As she approaches, the first detail that etches into her memory is the tail. It's been skinned. The force of a car's tire must have torn off the muscle and fur entirely; because the remainder of the cat's shiny black pelt is intact, almost perfect, but with a bony skeleton tail tacked on.

She crouches down; the skull has been crushed; mercifully. This cat died instantly, Kayla thinks. One of the eyeballs has been forced out through the socket; the glassy white orb seems fake; it sits atop the cat's skull like a child's bouncy ball; lifeless; inert.

Kayla thinks about taking a picture; posting it. Her friends would call it grotesque, disgusting; but there is something beautiful here, something poignant, though she can't quite explain it.

 Where is Martinelli when you need him?

Then she sees it; notices it. A thin pink leather collar, almost hidden by the thick black fur. Somebody owns this cat. Loves this cat. And she can't allow that person or persons to see their pet like this. Empathy. Her greatest strength; her greatest weakness.
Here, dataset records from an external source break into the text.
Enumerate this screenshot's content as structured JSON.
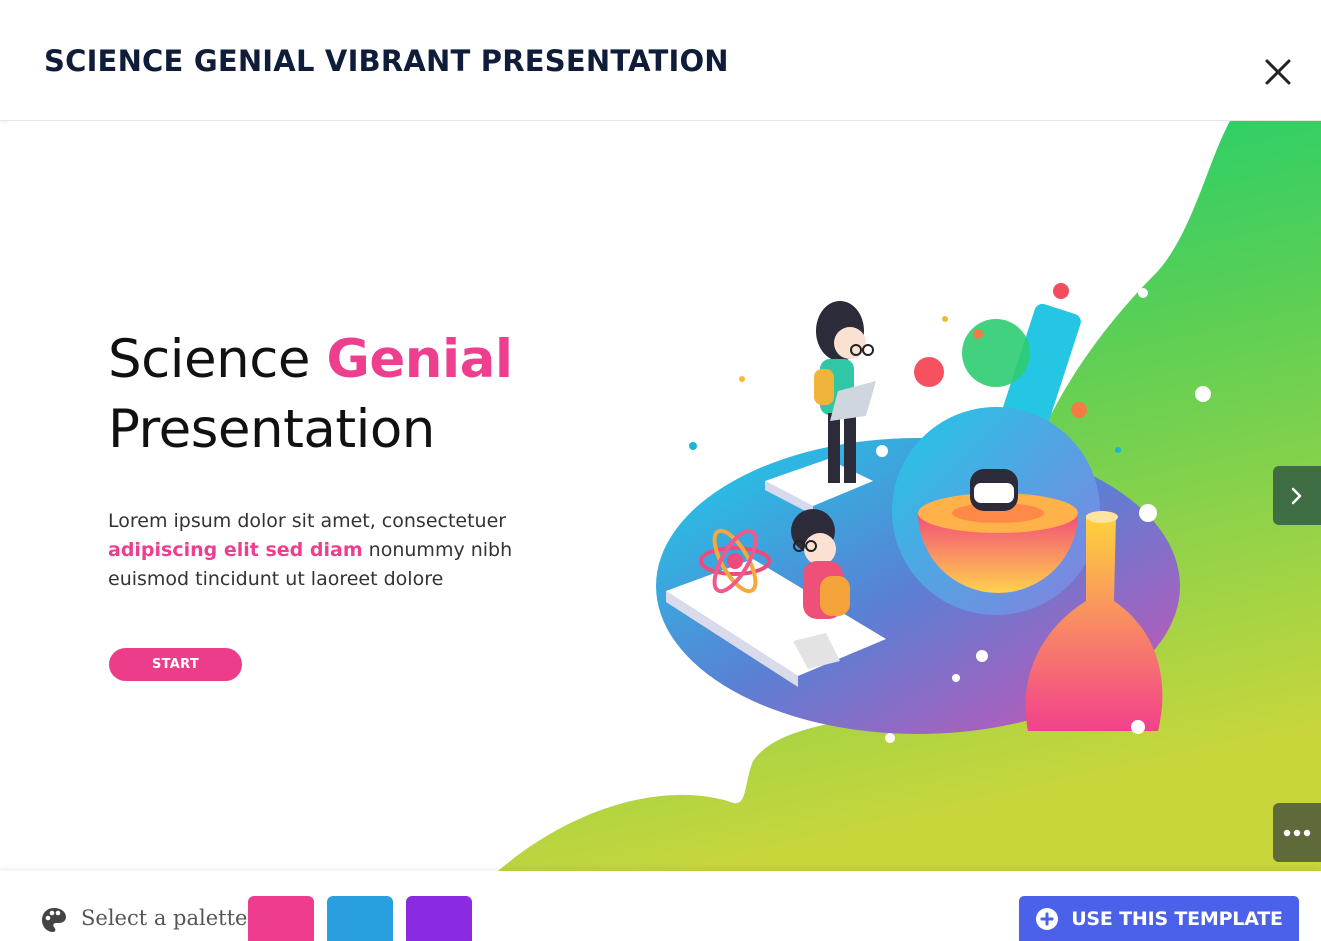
{
  "modal": {
    "title": "SCIENCE GENIAL VIBRANT PRESENTATION",
    "close_icon": "close-icon"
  },
  "slide": {
    "title_part1": "Science ",
    "title_accent": "Genial",
    "title_part2": "Presentation",
    "body_part1": "Lorem ipsum dolor sit amet, consectetuer ",
    "body_accent": "adipiscing elit sed diam",
    "body_part2": " nonummy nibh euismod tincidunt ut laoreet dolore",
    "start_label": "START"
  },
  "side_controls": {
    "next_icon": "chevron-right-icon",
    "more_icon": "ellipsis-icon"
  },
  "footer": {
    "palette_icon": "palette-icon",
    "palette_label": "Select a palette",
    "swatches": [
      {
        "name": "pink",
        "color": "#ee3d8f"
      },
      {
        "name": "blue",
        "color": "#2a9fe0"
      },
      {
        "name": "purple",
        "color": "#8a2be2"
      }
    ],
    "use_template_label": "USE THIS TEMPLATE",
    "use_template_icon": "plus-circle-icon"
  },
  "colors": {
    "accent": "#ee3f8f",
    "primary_button": "#4b61ea",
    "title_text": "#0f1d3a"
  }
}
Kayla trots back to her car, dumps out the wrappers from a plastic Taco Bell bag, then waits; a series of cars drive past, swerving to avoid the black cat.
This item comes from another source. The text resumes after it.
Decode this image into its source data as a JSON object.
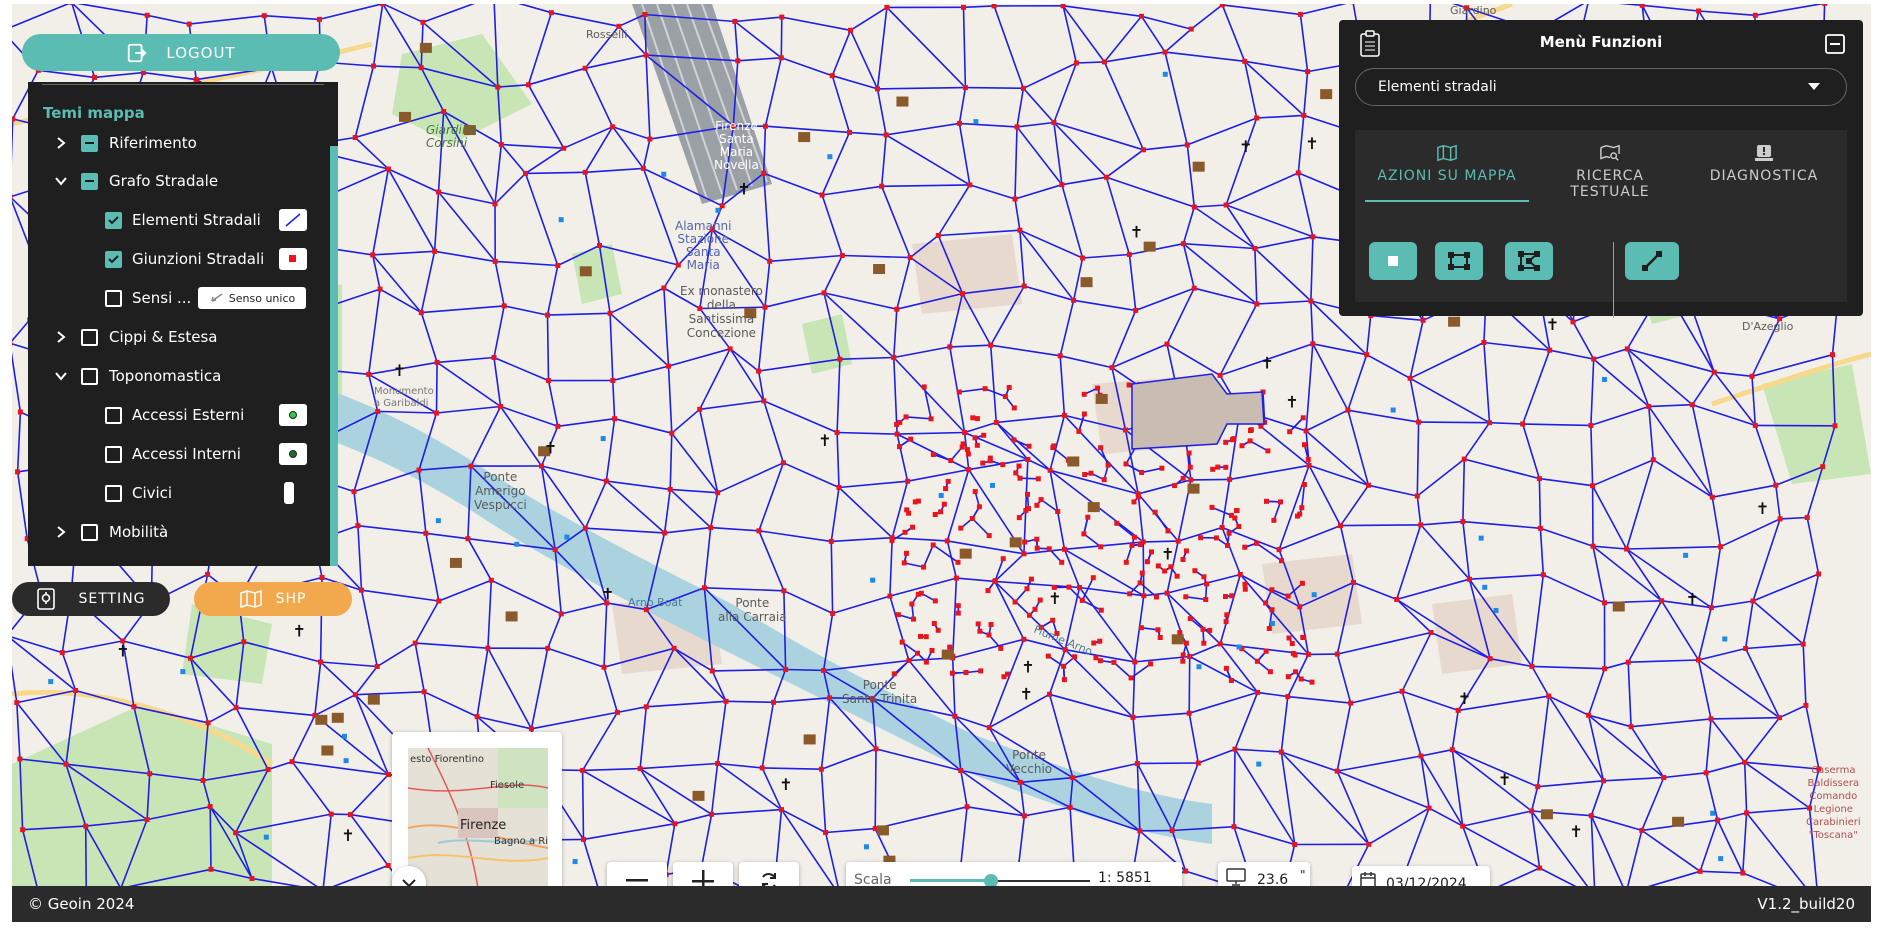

She wraps the Taco Bell bag around the cat's body and lifts; it's soft, flexible, and surprisingly heavy; the carcass is not warm but not cold either; the animal's body heat is still dissipating, moving from a warmer system to a cooler one.

Kayla ties shut the plastic bag and opens the passenger side door; she gently places the cat's body on the floor mat. A few more cars speed by; their drivers oblivious; talking on the phone; texting.

Martinelli. Of all the people in her life, she will miss him the most; he is the only one who saw something unique in her; realized her potential. To everyone else, she has always been a freak, a two-percenter; someone who needs to be medicated; studied.

Across the street against the curb, a long black object flutters in the wind. She knows, even before she approaches, what this object will be. But she doesn't want to say the word, it feels too sacred; so instead she channels Martinelli, from his most brilliant lecture, while she crosses the street to retrieve it.

“At some point along the evolutionary trail, we mammals split off from reptiles, favoring a new survival strategy, internal combustion. We became warm-blooded. Through the process of metabolism, we began producing our own heat; this allowed us to remain active in any climate, any environment; this allowed us to hunt; to defend ourselves; to prevail.”

Back in the car, Kayla pushes the ignition button and waits; again cars pass by; people go about their daily routines, their bodies exchanging matter and energy with the universe, waging a constant battle to produce and maintain heat -- a battle which, Kayla thinks, one day we all will lose. 

And so, and so, and so! After all that, Kayla knows what must be done next. There is only one possible course of action now. After all that, there is only one option. After all that.....this.